Recently I read with interest an article by Tim Harford exploring “Why didn’t electricity immediately change manufacturing?”. In it, Harford recalls economists in the 1980s having widely held scepticism about the adoption of computerisation resulting in a positive impact on productivity levels; he likens it to the situation 100 years earlier when the then remarkable new developments involving electricity did not result in the surge in productivity that might have been expected.

In 1881, Thomas Edison, who had already invented reusable light bulbs in the late 1870s, built electricity generating stations in Manhattan and London; within a year, he was selling electricity as a commodity, and a year later, the first electric motors were driving manufacturing machinery. Yet by 1900, as Harford reports, less than 5% of mechanical drive power in American factories was coming from electric motors.

Despite the many, by then obvious, disadvantages of steam engines, very few factory owners chose to replace them with electric motors and draw clean and modern power from a nearby generating station. Looking at the reasons behind this, Harford points to the fact that unless factory owners started to think in a different way, the huge investment associated with replacing steam engines with electric motors actually produced pretty disappointing returns.

Yes, a motor could be made to slot into the old system, but it could also do so much more, delivering power exactly when and where needed. As Harford points out, steam-powered factories had to be arranged on the logic of the driveshaft; electricity meant you could organise factories on the logic of a production line.

However, it wasn’t until the 1920s that productivity levels in the US really took off, and although there were undoubtedly a great many contributing factors, economic historian Paul David gives much of the credit to the fact that manufacturers had finally figured out how to use technology that was nearly 50 years old.
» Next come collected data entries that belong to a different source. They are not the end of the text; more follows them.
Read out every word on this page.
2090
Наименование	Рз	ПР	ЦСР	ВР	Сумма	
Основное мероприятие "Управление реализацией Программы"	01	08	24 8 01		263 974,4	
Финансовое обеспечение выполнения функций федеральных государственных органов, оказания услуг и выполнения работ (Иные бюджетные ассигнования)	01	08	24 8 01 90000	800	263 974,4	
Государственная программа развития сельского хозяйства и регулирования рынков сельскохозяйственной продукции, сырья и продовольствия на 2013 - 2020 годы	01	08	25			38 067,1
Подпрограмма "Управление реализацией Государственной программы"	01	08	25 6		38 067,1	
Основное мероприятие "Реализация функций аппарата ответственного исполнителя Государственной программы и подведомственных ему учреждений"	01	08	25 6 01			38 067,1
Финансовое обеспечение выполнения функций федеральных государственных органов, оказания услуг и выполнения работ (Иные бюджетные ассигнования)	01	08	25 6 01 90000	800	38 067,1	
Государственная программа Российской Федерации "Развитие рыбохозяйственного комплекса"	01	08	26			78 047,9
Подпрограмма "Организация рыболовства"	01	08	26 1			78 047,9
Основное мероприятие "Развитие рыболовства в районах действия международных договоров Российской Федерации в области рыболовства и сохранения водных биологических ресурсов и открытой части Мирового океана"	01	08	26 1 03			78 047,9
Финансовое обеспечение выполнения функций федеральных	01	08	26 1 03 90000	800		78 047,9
Harford’s article got me thinking about today’s disruptive technologies, and whether it is possible to draw comparisons with the challenges faced by manufacturers at the end of the 19th century. Then, in order to take advantage of the electric motor, factory owners would have to completely change the production process. In contrast, today it is possible to implement the latest Industry 4.0 technologies in just a small part of the production process – effectively enabling potential users to begin with a small step. And often, just one small step can reap big benefits. That’s not to say a complete overhaul and adoption of smart technologies doesn’t have its place, it’s just that total process change is not always necessary in order to reap the benefits.

While any new, or indeed evolving, technology is always going to need adopters to start thinking in different ways, I am hopeful that we won’t have to wait nearly half a century before today’s amazing developments are fully embraced!